2      0   computer connection from cnn com wednesday es...
3      1  university degree obtain a prosperous future m...
4      0  thanks for all your answers guys i know i shou...


## 3. Data Preprocessing


In [11]:
def preprocess_text(text):
    # convert to lowercase
    text = text.lower()

    # remove email addresses, links, and special patterns
    text = re.sub(r'\S+@\S+', '', text)
    text = re.sub(r'http\S+|www\S+|https\S+', '', text, flags=re.MULTILINE)
    text = re.sub(r'[^a-zA-Z\s]', '', text)

    # remove extra whitespace
    text = re.sub(r'\s+', ' ', text).strip()

    # Tokenization
    tokens = word_tokenize(text)

    # remove stopwords
    stop_words = set(stopwords.words("english"))
    tokens = [word for word in tokens if word not in stop_words and len(word) > 2]

    # Stemming
    stemmer = PorterStemmer()
    tokens = [stemmer.stem(word) for word in tokens]

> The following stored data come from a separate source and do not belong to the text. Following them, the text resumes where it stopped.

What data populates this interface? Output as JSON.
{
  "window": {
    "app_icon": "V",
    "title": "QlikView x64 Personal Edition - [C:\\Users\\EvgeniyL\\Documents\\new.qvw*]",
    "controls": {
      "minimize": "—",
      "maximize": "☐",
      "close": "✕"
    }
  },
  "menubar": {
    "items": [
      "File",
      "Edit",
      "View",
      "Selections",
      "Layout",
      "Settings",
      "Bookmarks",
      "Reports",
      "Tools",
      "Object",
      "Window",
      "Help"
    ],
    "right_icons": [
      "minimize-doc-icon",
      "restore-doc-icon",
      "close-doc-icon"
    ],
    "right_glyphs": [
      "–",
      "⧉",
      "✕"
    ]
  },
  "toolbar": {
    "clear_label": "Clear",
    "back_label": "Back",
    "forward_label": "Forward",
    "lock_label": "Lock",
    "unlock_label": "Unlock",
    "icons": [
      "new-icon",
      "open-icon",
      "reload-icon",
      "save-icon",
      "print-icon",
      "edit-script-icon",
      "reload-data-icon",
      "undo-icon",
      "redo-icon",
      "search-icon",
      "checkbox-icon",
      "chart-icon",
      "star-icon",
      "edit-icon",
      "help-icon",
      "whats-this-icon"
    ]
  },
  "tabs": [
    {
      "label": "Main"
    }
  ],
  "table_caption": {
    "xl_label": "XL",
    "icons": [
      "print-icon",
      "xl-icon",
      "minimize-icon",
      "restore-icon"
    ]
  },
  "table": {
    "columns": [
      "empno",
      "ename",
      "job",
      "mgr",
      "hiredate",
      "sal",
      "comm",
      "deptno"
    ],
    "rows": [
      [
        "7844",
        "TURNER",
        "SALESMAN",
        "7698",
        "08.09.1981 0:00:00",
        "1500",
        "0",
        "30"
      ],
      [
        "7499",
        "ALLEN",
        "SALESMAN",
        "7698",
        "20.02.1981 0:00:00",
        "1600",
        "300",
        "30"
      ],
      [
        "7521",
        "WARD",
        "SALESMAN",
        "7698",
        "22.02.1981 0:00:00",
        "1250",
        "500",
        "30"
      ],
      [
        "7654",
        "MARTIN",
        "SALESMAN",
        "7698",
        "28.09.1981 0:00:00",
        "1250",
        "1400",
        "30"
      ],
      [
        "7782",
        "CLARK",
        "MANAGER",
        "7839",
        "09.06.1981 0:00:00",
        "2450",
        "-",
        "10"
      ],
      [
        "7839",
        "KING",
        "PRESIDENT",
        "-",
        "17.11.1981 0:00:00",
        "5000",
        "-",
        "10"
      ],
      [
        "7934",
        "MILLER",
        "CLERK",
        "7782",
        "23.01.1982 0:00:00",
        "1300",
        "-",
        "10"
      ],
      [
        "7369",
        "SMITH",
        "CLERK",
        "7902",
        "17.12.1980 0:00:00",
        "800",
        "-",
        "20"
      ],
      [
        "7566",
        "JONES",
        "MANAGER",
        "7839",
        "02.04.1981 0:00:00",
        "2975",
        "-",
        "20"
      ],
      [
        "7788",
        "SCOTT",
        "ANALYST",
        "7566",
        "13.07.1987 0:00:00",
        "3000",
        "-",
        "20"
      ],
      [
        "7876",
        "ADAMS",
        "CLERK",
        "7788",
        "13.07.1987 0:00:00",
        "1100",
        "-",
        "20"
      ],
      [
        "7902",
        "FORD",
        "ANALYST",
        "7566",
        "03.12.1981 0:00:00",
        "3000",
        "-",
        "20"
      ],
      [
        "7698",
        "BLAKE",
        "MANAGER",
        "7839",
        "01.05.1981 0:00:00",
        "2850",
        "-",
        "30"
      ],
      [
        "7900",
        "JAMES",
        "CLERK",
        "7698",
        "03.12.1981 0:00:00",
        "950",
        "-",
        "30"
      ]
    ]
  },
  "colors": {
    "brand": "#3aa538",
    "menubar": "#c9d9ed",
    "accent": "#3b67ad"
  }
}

    return " ".join(tokens)


# Test text Preprocessing function
sample_text = "Congratulations! You've won a $1,000 Walmart gift card. Click here to claim your prize now."
preprocessed_text = preprocess_text(sample_text)
print("Original Text:")
print(sample_text)
print("\nPreprocessed Text:")
print(preprocessed_text)

Original Text:
Congratulations! You've won a $1,000 Walmart gift card. Click here to claim your prize now.

Preprocessed Text:
congratul youv walmart gift card click claim prize


In [15]:
# apply preprocessing to the entire dataset
# data["cleaned_text"] = data["text"].apply(preprocess_text)
data["cleaned_text"] = Parallel(n_jobs=n_jobs)(
    delayed(preprocess_text)(text) for text in data["text"]
)

print("preprocessing completed!")
print(
    f"average text length after preprocessing: {int(data['cleaned_text'].str.len().mean())}"
)

# Remove unnecessary columns
data = data[["cleaned_text", "label"]]
# Remove empty rows
data = data[data["cleaned_text"].str.strip() != ""]

print("\nFinal Dataset shape:")
print(data.shape)

BrokenProcessPool: A task has failed to un-serialize. Please ensure that the arguments of the function are all picklable.